ASIN: B00C8Y3AB2
179 pages
£2.99 from Amazon Kindle store
The work in question is entitled ‘A Fucked Up Life In Books’ by Anonymous. The author is female, and (I believe) works in London as something to do with publishing. She is on Twitter under the name @bookcunt . She is one of those people who uses expletives in just about every paragraph.
It is divided into three parts: Childhood and school, Teenage years and university, and A proper grown-up. I counted a total of 56 chapters. Each chapter is about 3 or 4 pages (or screens, if you want to split hairs, given that it is an e-book).
I am not going to insult the reader’s intelligence by trying to pretend that I agreed to review this work without an ulterior motive. @bookcunt has five thousand Twitter followers and a blog (http://www.bookcunt.blogspot.co.uk/) and so I am writing this in the hope of a reciprocal review of my e-story, Pick-up Technique, which I think @bookcunt would enjoy. I am not as established in the blogosphere as she is, but then again, my e-story costs less than a third the price of hers.

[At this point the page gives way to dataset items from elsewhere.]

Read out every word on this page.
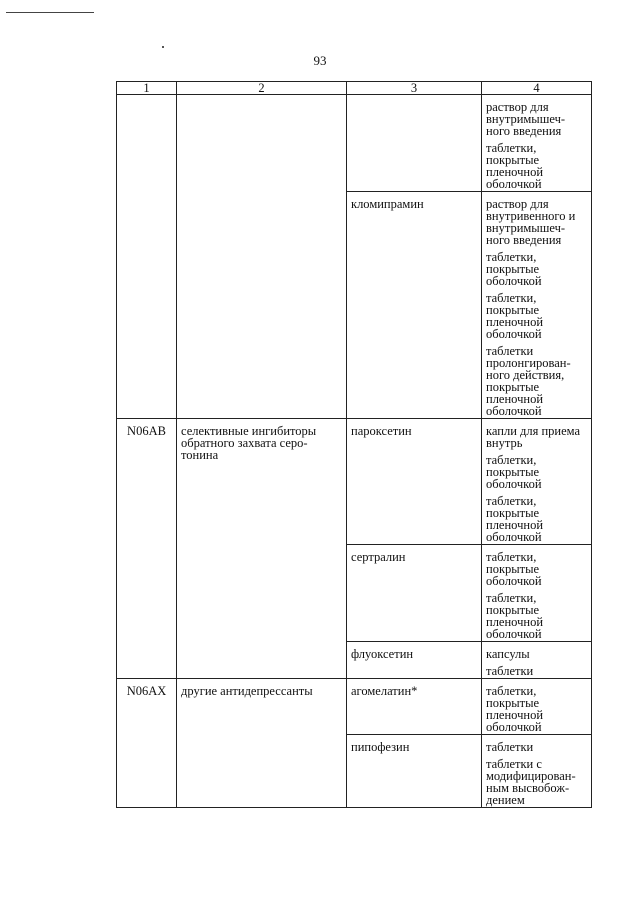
93
1	2	3	4

			раствор для внутримышеч-ного введения
таблетки, покрытые пленочной оболочкой

		кломипрамин	раствор для внутривенного и внутримышеч-ного введения
таблетки, покрытые оболочкой
таблетки, покрытые пленочной оболочкой
таблетки пролонгирован-ного действия, покрытые пленочной оболочкой

N06AB	селективные ингибиторы обратного захвата серо-тонина	пароксетин	капли для приема внутрь
таблетки, покрытые оболочкой
таблетки, покрытые пленочной оболочкой

		сертралин	таблетки, покрытые оболочкой
таблетки, покрытые пленочной оболочкой

		флуоксетин	капсулы
таблетки

N06AX	другие антидепрессанты	агомелатин*	таблетки, покрытые пленочной оболочкой

		пипофезин	таблетки
таблетки с модифицирован-ным высвобож-дением
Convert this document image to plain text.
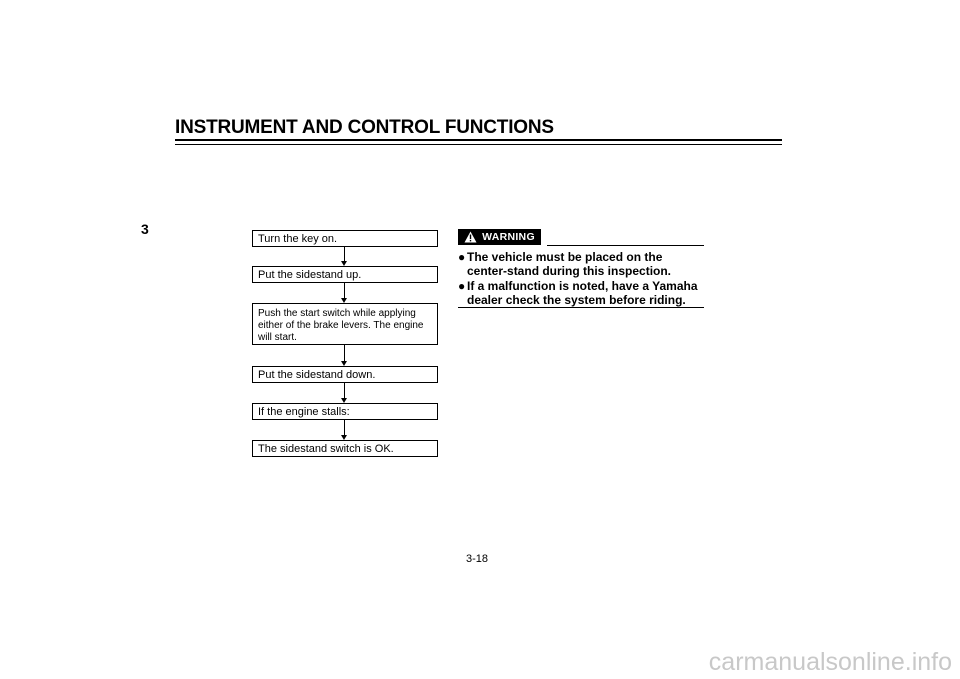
INSTRUMENT AND CONTROL FUNCTIONS
3
Turn the key on.
Put the sidestand up.
Push the start switch while applying either of the brake levers. The engine will start.
Put the sidestand down.
If the engine stalls:
The sidestand switch is OK.
WARNING
● The vehicle must be placed on the center-stand during this inspection.
● If a malfunction is noted, have a Yamaha dealer check the system before riding.
3-18
carmanualsonline.info
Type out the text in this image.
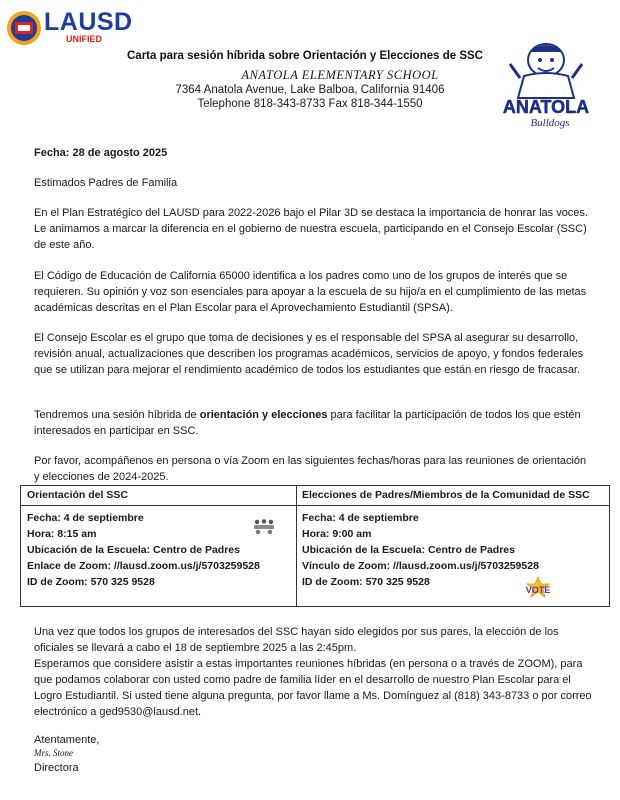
LAUSD
UNIFIED
Carta para sesión híbrida sobre Orientación y Elecciones de SSC
ANATOLA ELEMENTARY SCHOOL
7364 Anatola Avenue, Lake Balboa, California 91406
Telephone 818-343-8733 Fax 818-344-1550	ANATOLA
Bulldogs
Fecha: 28 de agosto 2025
Estimados Padres de Familia
En el Plan Estratégico del LAUSD para 2022-2026 bajo el Pilar 3D se destaca la importancia de honrar las voces. Le animamos a marcar la diferencia en el gobierno de nuestra escuela, participando en el Consejo Escolar (SSC) de este año.
El Código de Educación de California 65000 identifica a los padres como uno de los grupos de interés que se requieren. Su opinión y voz son esenciales para apoyar a la escuela de su hijo/a en el cumplimiento de las metas académicas descritas en el Plan Escolar para el Aprovechamiento Estudiantil (SPSA).
El Consejo Escolar es el grupo que toma de decisiones y es el responsable del SPSA al asegurar su desarrollo, revisión anual, actualizaciones que describen los programas académicos, servicios de apoyo, y fondos federales que se utilizan para mejorar el rendimiento académico de todos los estudiantes que están en riesgo de fracasar.
Tendremos una sesión híbrida de orientación y elecciones para facilitar la participación de todos los que estén interesados en participar en SSC.
Por favor, acompáñenos en persona o vía Zoom en las siguientes fechas/horas para las reuniones de orientación y elecciones de 2024-2025.
Orientación del SSC	Elecciones de Padres/Miembros de la Comunidad de SSC
Fecha: 4 de septiembre
Hora: 8:15 am
Ubicación de la Escuela: Centro de Padres
Enlace de Zoom: //lausd.zoom.us/j/5703259528
ID de Zoom: 570 325 9528
Fecha: 4 de septiembre
Hora: 9:00 am
Ubicación de la Escuela: Centro de Padres
Vínculo de Zoom: //lausd.zoom.us/j/5703259528
ID de Zoom: 570 325 9528
VOTE
Una vez que todos los grupos de interesados del SSC hayan sido elegidos por sus pares, la elección de los oficiales se llevará a cabo el 18 de septiembre 2025 a las 2:45pm.
Esperamos que considere asistir a estas importantes reuniones híbridas (en persona o a través de ZOOM), para que podamos colaborar con usted como padre de familia líder en el desarrollo de nuestro Plan Escolar para el Logro Estudiantil. Si usted tiene alguna pregunta, por favor llame a Ms. Domínguez al (818) 343-8733 o por correo electrónico a ged9530@lausd.net.
Atentamente,
Mrs. Stone
Directora
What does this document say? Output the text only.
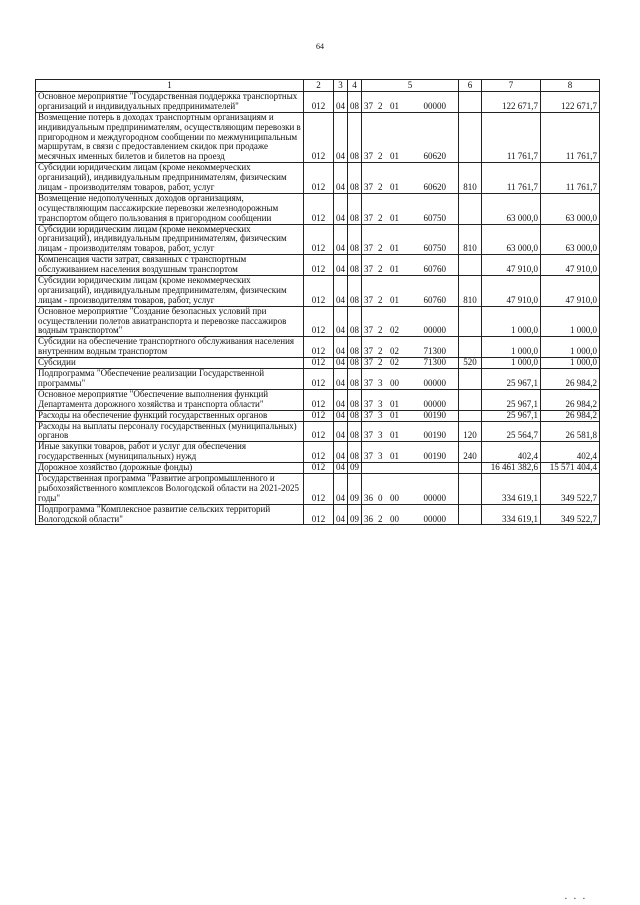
64
1	2	3	4	5	6	7	8
Основное мероприятие "Государственная поддержка транспортных организаций и индивидуальных предпринимателей"	012	04	08	37 2 01 00000		122 671,7	122 671,7
Возмещение потерь в доходах транспортным организациям и индивидуальным предпринимателям, осуществляющим перевозки в пригородном и междугородном сообщении по межмуниципальным маршрутам, в связи с предоставлением скидок при продаже месячных именных билетов и билетов на проезд	012	04	08	37 2 01 60620		11 761,7	11 761,7
Субсидии юридическим лицам (кроме некоммерческих организаций), индивидуальным предпринимателям, физическим лицам - производителям товаров, работ, услуг	012	04	08	37 2 01 60620	810	11 761,7	11 761,7
Возмещение недополученных доходов организациям, осуществляющим пассажирские перевозки железнодорожным транспортом общего пользования в пригородном сообщении	012	04	08	37 2 01 60750		63 000,0	63 000,0
Субсидии юридическим лицам (кроме некоммерческих организаций), индивидуальным предпринимателям, физическим лицам - производителям товаров, работ, услуг	012	04	08	37 2 01 60750	810	63 000,0	63 000,0
Компенсация части затрат, связанных с транспортным обслуживанием населения воздушным транспортом	012	04	08	37 2 01 60760		47 910,0	47 910,0
Субсидии юридическим лицам (кроме некоммерческих организаций), индивидуальным предпринимателям, физическим лицам - производителям товаров, работ, услуг	012	04	08	37 2 01 60760	810	47 910,0	47 910,0
Основное мероприятие "Создание безопасных условий при осуществлении полетов авиатранспорта и перевозке пассажиров водным транспортом"	012	04	08	37 2 02 00000		1 000,0	1 000,0
Субсидии на обеспечение транспортного обслуживания населения внутренним водным транспортом	012	04	08	37 2 02 71300		1 000,0	1 000,0
Субсидии	012	04	08	37 2 02 71300	520	1 000,0	1 000,0
Подпрограмма "Обеспечение реализации Государственной программы"	012	04	08	37 3 00 00000		25 967,1	26 984,2
Основное мероприятие "Обеспечение выполнения функций Департамента дорожного хозяйства и транспорта области"	012	04	08	37 3 01 00000		25 967,1	26 984,2
Расходы на обеспечение функций государственных органов	012	04	08	37 3 01 00190		25 967,1	26 984,2
Расходы на выплаты персоналу государственных (муниципальных) органов	012	04	08	37 3 01 00190	120	25 564,7	26 581,8
Иные закупки товаров, работ и услуг для обеспечения государственных (муниципальных) нужд	012	04	08	37 3 01 00190	240	402,4	402,4
Дорожное хозяйство (дорожные фонды)	012	04	09			16 461 382,6	15 571 404,4
Государственная программа "Развитие агропромышленного и рыбохозяйственного комплексов Вологодской области на 2021-2025 годы"	012	04	09	36 0 00 00000		334 619,1	349 522,7
Подпрограмма "Комплексное развитие сельских территорий Вологодской области"	012	04	09	36 2 00 00000		334 619,1	349 522,7
▪ ▪ ▪
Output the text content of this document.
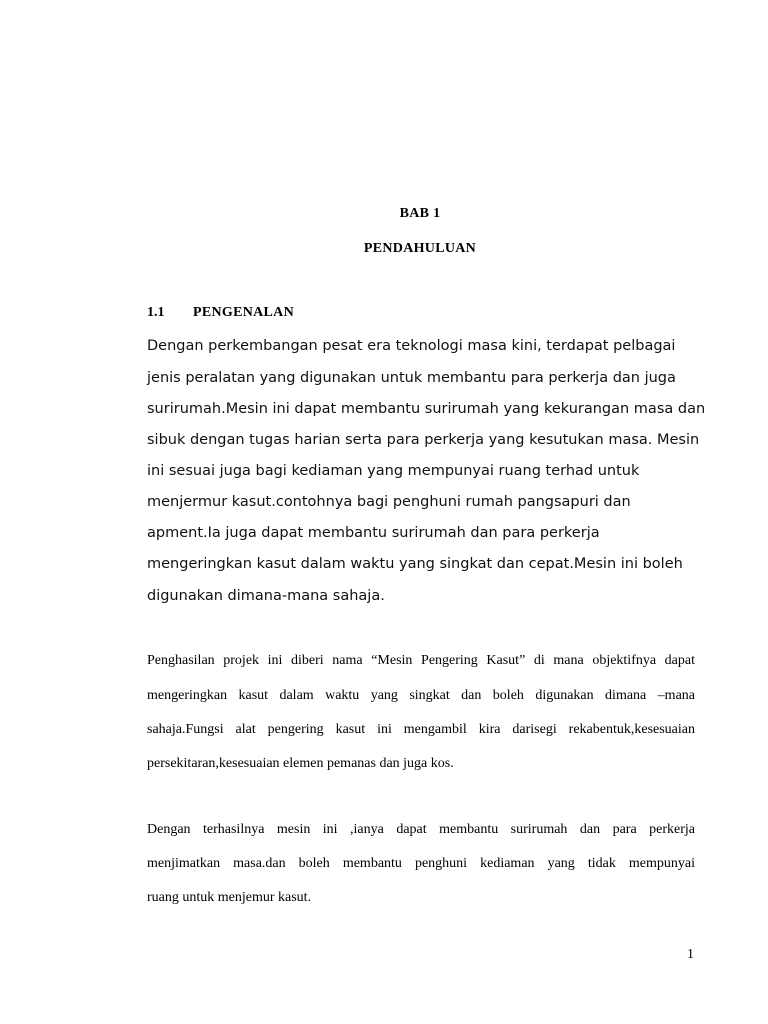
BAB 1
PENDAHULUAN
1.1 PENGENALAN
Dengan perkembangan pesat era teknologi masa kini, terdapat pelbagai
jenis peralatan yang digunakan untuk membantu para perkerja dan juga
surirumah.Mesin ini dapat membantu surirumah yang kekurangan masa dan
sibuk dengan tugas harian serta para perkerja yang kesutukan masa. Mesin
ini sesuai juga bagi kediaman yang mempunyai ruang terhad untuk
menjermur kasut.contohnya bagi penghuni rumah pangsapuri dan
apment.Ia juga dapat membantu surirumah dan para perkerja
mengeringkan kasut dalam waktu yang singkat dan cepat.Mesin ini boleh
digunakan dimana-mana sahaja.
Penghasilan projek ini diberi nama “Mesin Pengering Kasut” di mana objektifnya dapat
mengeringkan kasut dalam waktu yang singkat dan boleh digunakan dimana –mana
sahaja.Fungsi alat pengering kasut ini mengambil kira darisegi rekabentuk,kesesuaian
persekitaran,kesesuaian elemen pemanas dan juga kos.
Dengan terhasilnya mesin ini ,ianya dapat membantu surirumah dan para perkerja
menjimatkan masa.dan boleh membantu penghuni kediaman yang tidak mempunyai
ruang untuk menjemur kasut.
1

Nearly every chapter is named after the book that the author was reading at the time the incident took place. Occasionally, the subject matter or the author’s reaction to the book comes into the narrative, but usually it doesn’t. One of the chapters is about a book she was going to read but, I am very glad to say, didn’t. The book selection is certainly varied.
The book reads more like a diary than what I would call a piece of life-writing. The main difficulty with life-writing is to create a coherent story out of the vicissitudes of everyday existence, and the usual way to do that is either to make a few things up, to make it more interesting, or to pick and pick away at what actually happened until you have pulled out just the main thread. Hence, most writers I know consider that writing from life is virtually the same as writing complete fiction in the sense that the story you end up with is still an artificial creation.
The author of AFULIB manages to create a readable work mainly by keeping each chapter very short. Viewed in comparison to the standard rules of creative writing, the narrative voice has some basic technical shortcomings. It is partial, vituperative, self-involved, colloquial, and cannot stop swearing. But it has a style of its own, and I managed to read the whole book in three, closely-following sittings. Several reviewers on Amazon have commented on a number of typos, but these are trivial. The thing that has the potential to drive you mad about this book is the narrative voice. If you can only read highly-polished, detached prose, then this book is not for you. On the other hand, if you respond to human warmth and feeling, if you are the kind of person who enjoys contemporary stand-up comedy and relates to another person’s frustrations, then you will find this readable, maybe even unputdownable. This is a work from the school of what one of the characters in Alan Bennett’s ‘The History Boys’ referred to as “one fucking thing after another”.
Most of the chapters end with some kind of conclusion, in the form of an adage or homily. Most of these tend to be negative or misanthropic. I enjoyed reading them, not because of what they themselves contain, but because of what they say about the author. It is mostly the chapter endings which reveal the character of the author, and this revelation is the main thing I got out of reading the book. To paraphrase ‘The History Boys’ again, sometimes, when you read, you can feel a hand reaching out to you. This hand would probably want to put a latex glove on before reaching out to any-one who had not just washed their hands with carbolic, but the principle nevertheless applies.